Le point de départ est que la SNDP, en tant qu’entreprise publique, doit s’inscrire dans la politique de l’Etat exprimée par le président de la République. C’est d’autant plus vrai que nous sommes en total accord avec cette vision concernant les entreprises publiques.
Nous sommes convaincus qu’elles doivent rester dans le giron de l’Etat pour assurer le service public. C’est important, surtout qu’elles constituent l’un des piliers de l’économie nationale et qu’elles contribuent au développement du pays et à la création d’emplois. C’est le cas de notre société, la SNDP.
Il nous faut relever ce défi. Pour cela, nous avons concentré notre effort sur la bonne gouvernance et les principes de contrôle interne et externe, pour un meilleur audit et pour prévenir tout dérapage. Nous nous sommes, par ailleurs, concentrés sur la politique de la société, ses relations avec ses partenaires et ses clients. Nous avons aussi œuvré à fournir sans discontinuer le carburant. Tout le monde a pu le constater, malgré les quelques perturbations dans l’approvisionnement et la distribution. La SNDP a toujours été au rendez-vous. Elle est celle vers laquelle tout le monde se tourne lorsqu’on est à court de solutions. Les stations Agil ont toujours répondu présentes et nous avons réussi, malgré les demandes grandissantes lors des pénuries, à approvisionner nos stations à temps et ce, partout sur le territoire national, de l’extrême nord à l’extrême sud. Cela vaut pour le carburant, mais aussi pour le gaz qu’on considère comme un produit à caractère social. Sans oublier le kérosène et son importance pour notre flotte aérienne. Nous l’avons fait et nous continuerons à le faire. Nous espérons, toutefois, ne plus connaître des situations comme celles que nous avons vécues en 2023.
Tout cela pour revenir à votre question et à l’importance des entreprises publiques pour assurer le service public. On ne voit pas l’utilité, dans ce sens, de privatiser la SNDP. C’est d’autant plus le cas que c’est une entreprise publique prospère, malgré toutes les difficultés et malgré le fait qu’on évolue dans un environnement incertain et très concurrentiel. Dans notre créneau, que ce soit pour le carburant, le kérosène, le gaz ou l’huile de moteur, nous avons performé dans tous les domaines. Notre part de marché est très honorable. Elle avoisine les 40%. La société enregistre de bons résultats, même s’ils paraissent minimes par comparaison avec le chiffre d’affaires. Faut-il rappeler, à ce propos, que notre société s’acquitte de ses impôts dans les temps.

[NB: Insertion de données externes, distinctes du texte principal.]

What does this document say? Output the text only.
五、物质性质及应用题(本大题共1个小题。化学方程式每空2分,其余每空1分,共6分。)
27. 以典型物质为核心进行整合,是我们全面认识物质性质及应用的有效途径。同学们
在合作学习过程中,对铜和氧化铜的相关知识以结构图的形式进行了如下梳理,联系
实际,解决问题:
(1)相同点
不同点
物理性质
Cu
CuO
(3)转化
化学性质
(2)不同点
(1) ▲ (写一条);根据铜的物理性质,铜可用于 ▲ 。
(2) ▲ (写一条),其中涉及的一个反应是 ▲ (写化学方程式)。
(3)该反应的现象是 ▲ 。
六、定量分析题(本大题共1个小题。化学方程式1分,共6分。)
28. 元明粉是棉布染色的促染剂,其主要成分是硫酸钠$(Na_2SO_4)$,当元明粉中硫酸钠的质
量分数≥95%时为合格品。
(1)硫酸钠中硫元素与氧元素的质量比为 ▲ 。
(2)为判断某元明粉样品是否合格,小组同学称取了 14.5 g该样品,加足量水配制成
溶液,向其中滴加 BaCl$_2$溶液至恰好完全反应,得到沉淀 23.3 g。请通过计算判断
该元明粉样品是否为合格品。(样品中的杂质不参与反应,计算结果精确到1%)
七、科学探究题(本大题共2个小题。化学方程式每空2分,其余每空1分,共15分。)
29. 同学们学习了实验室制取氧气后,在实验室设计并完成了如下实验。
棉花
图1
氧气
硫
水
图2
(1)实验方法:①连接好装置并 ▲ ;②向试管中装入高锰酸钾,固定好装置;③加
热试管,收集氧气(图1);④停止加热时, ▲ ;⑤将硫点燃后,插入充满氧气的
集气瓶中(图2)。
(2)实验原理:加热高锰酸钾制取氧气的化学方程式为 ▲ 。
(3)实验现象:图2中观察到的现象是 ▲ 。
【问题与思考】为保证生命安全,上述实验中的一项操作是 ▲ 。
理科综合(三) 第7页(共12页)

Nous sommes aussi une société qui crée des emplois directs et indirects. Je citerais les stations-service et les emplois qu’elles créent, les dépositaires du gaz, les distributeurs de lubrifiants, les transporteurs, etc. Or, malgré le règlement tardif de notre dû, notamment de la part des institutions publiques, nous arrivons à nous en sortir.

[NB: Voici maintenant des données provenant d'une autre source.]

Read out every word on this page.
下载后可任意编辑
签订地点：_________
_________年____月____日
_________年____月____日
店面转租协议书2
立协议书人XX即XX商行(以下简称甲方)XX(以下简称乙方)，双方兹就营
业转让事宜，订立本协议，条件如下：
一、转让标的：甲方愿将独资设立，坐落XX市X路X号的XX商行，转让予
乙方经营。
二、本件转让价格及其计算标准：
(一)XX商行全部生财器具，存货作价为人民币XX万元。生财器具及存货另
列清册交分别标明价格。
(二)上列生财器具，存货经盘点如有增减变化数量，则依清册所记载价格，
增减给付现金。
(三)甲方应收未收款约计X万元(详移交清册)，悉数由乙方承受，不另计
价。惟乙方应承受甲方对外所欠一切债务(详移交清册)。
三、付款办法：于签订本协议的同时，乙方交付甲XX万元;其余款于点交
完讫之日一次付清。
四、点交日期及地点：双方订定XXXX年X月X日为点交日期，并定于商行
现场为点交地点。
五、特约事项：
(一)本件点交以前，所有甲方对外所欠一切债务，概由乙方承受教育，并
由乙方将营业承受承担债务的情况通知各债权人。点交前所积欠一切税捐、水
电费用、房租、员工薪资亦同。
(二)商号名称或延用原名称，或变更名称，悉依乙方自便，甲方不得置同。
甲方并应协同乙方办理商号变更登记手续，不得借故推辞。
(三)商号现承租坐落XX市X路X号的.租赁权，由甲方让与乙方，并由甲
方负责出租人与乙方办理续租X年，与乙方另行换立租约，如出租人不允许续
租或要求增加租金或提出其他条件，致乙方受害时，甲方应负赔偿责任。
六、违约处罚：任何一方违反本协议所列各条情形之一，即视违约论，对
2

Avoir comme créanciers des institutions de l’Etat, est-ce un vrai problème ?
Du moment que ce sont des institutions de l’Etat, nous ne craignons rien, Nous assurons un service public. C’est vrai que nous ne sommes pas payés à temps, mais nous sommes en train de gérer le problème. Nous comprenons la situation de certaines entreprises publiques comme la SNCFT ou Tunisair et nous ne leur avons jamais mis la pression. Nous avons toujours assuré l’approvisionnement de ces entreprises, malgré leurs dettes qui ont atteint parfois un palier élevé.
Cela dit, il est temps, pour ces entreprises, de penser à régler le problème pour qu’elles arrivent à nous payer à temps et pour que nous puissions, de notre côté, payer l’Etat et la STIR. Nous sommes, parfois, obligés de nous endetter pour leur faciliter la tâche.

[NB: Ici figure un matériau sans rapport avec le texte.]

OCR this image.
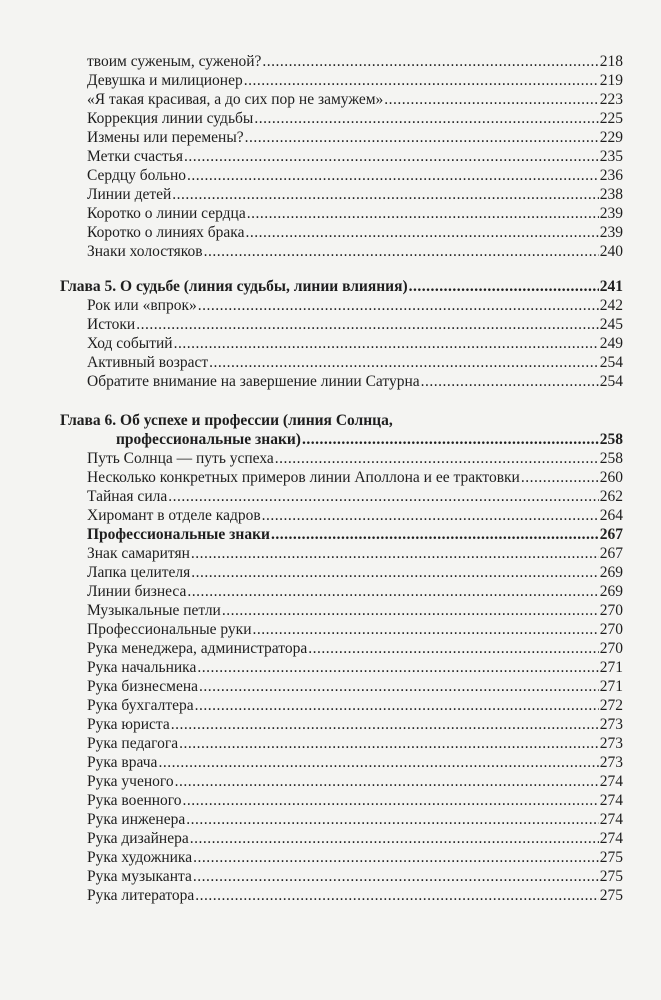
твоим суженым, суженой? .....	218
Девушка и милиционер .....	219
«Я такая красивая, а до сих пор не замужем» .....	223
Коррекция линии судьбы .....	225
Измены или перемены? .....	229
Метки счастья .....	235
Сердцу больно .....	236
Линии детей .....	238
Коротко о линии сердца .....	239
Коротко о линиях брака .....	239
Знаки холостяков .....	240
Глава 5. О судьбе (линия судьбы, линии влияния) .....	241
Рок или «впрок» .....	242
Истоки .....	245
Ход событий .....	249
Активный возраст .....	254
Обратите внимание на завершение линии Сатурна .....	254
Глава 6. Об успехе и профессии (линия Солнца,
профессиональные знаки) .....	258
Путь Солнца — путь успеха .....	258
Несколько конкретных примеров линии Аполлона и ее трактовки .....	260
Тайная сила .....	262
Хиромант в отделе кадров .....	264
Профессиональные знаки .....	267
Знак самаритян .....	267
Лапка целителя .....	269
Линии бизнеса .....	269
Музыкальные петли .....	270
Профессиональные руки .....	270
Рука менеджера, администратора .....	270
Рука начальника .....	271
Рука бизнесмена .....	271
Рука бухгалтера .....	272
Рука юриста .....	273
Рука педагога .....	273
Рука врача .....	273
Рука ученого .....	274
Рука военного .....	274
Рука инженера .....	274
Рука дизайнера .....	274
Рука художника .....	275
Рука музыканта .....	275
Рука литератора .....	275
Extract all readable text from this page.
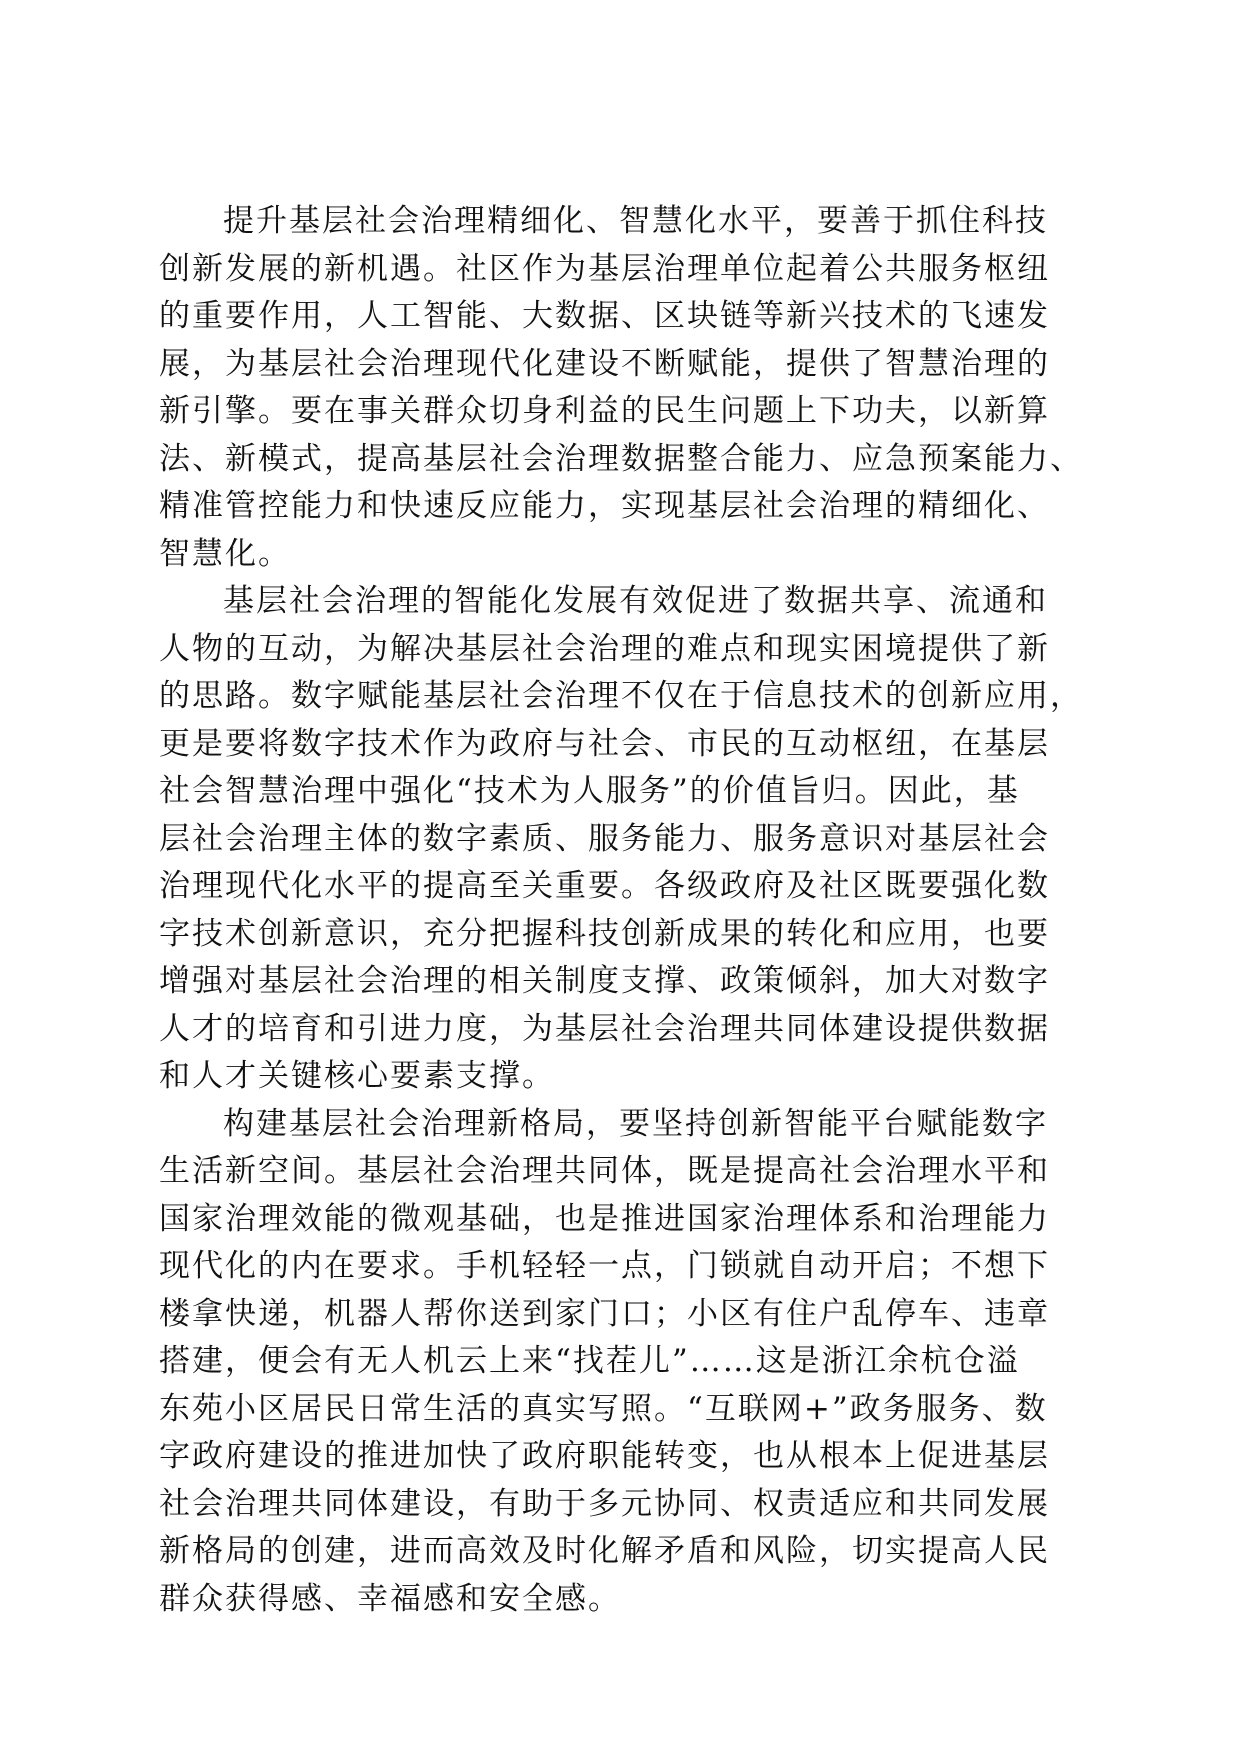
提升基层社会治理精细化、智慧化水平，要善于抓住科技
创新发展的新机遇。社区作为基层治理单位起着公共服务枢纽
的重要作用，人工智能、大数据、区块链等新兴技术的飞速发
展，为基层社会治理现代化建设不断赋能，提供了智慧治理的
新引擎。要在事关群众切身利益的民生问题上下功夫，以新算
法、新模式，提高基层社会治理数据整合能力、应急预案能力、
精准管控能力和快速反应能力，实现基层社会治理的精细化、
智慧化。
基层社会治理的智能化发展有效促进了数据共享、流通和
人物的互动，为解决基层社会治理的难点和现实困境提供了新
的思路。数字赋能基层社会治理不仅在于信息技术的创新应用，
更是要将数字技术作为政府与社会、市民的互动枢纽，在基层
社会智慧治理中强化“技术为人服务”的价值旨归。因此，基
层社会治理主体的数字素质、服务能力、服务意识对基层社会
治理现代化水平的提高至关重要。各级政府及社区既要强化数
字技术创新意识，充分把握科技创新成果的转化和应用，也要
增强对基层社会治理的相关制度支撑、政策倾斜，加大对数字
人才的培育和引进力度，为基层社会治理共同体建设提供数据
和人才关键核心要素支撑。
构建基层社会治理新格局，要坚持创新智能平台赋能数字
生活新空间。基层社会治理共同体，既是提高社会治理水平和
国家治理效能的微观基础，也是推进国家治理体系和治理能力
现代化的内在要求。手机轻轻一点，门锁就自动开启；不想下
楼拿快递，机器人帮你送到家门口；小区有住户乱停车、违章
搭建，便会有无人机云上来“找茬儿”……这是浙江余杭仓溢
东苑小区居民日常生活的真实写照。“互联网+”政务服务、数
字政府建设的推进加快了政府职能转变，也从根本上促进基层
社会治理共同体建设，有助于多元协同、权责适应和共同发展
新格局的创建，进而高效及时化解矛盾和风险，切实提高人民
群众获得感、幸福感和安全感。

Au niveau de la SNDP, nous nous acquittons de notre tâche comme il se doit, il est temps que les autres fassent de même, tout en leur rappelant que la SNDP est et restera compréhensive, du moment que nous comprenons la situation de ces entreprises et du pays en général.
Ne peut-on pas trouver un montage financier pour débloquer la situation ?
L’Etat ne peut-il pas souscrire un crédit à long terme de la BCT pour financer, par exemple, Tunisair qui va payer la SNDP qui paiera à son tour la STIR. Finalement, tout reviendra à l’Etat. Ce sont des crédits consommés qui ne sont même pas inflationnistes. Il est vrai qu’il faut trouver de nouvelles solutions pour relancer l’économie. Et pourquoi pas une solution comme celle que vous venez de proposer, avec un crédit à long terme.
L’Etat doit aussi penser à diversifier ses relations au niveau international. Il y a d’autres bailleurs de fonds que ceux auxquels nous nous adressons depuis toujours. Il ne faut pas se contenter du même cercle. Ce qui prime, ce sont nos intérêts et si nous trouvons d’autres pays dont les intérêts coïncident avec les nôtres, pourquoi pas. Il y a aujourd’hui des pays et des sociétés qui veulent investir en Tunisie. Et le font savoir, il faut simplement identifier les modalités pour le faire.
La prochaine étape doit être celle de la reprise économique. C’est ce qui accélérera l’adhésion de tous les Tunisiens au projet du président de la République. La Tunisie a besoin de la cohésion de tous les Tunisiens autour de la vision du président de la République pour réactiver l’ascenseur social et la dynamique de croissance et de développement. Une nouvelle Tunisie est possible et nous sommes en train de réaliser des avancées. Reste le volet économique. Il faut s’y mettre et c’est possible, si on arrive à exploiter toutes nos ressources.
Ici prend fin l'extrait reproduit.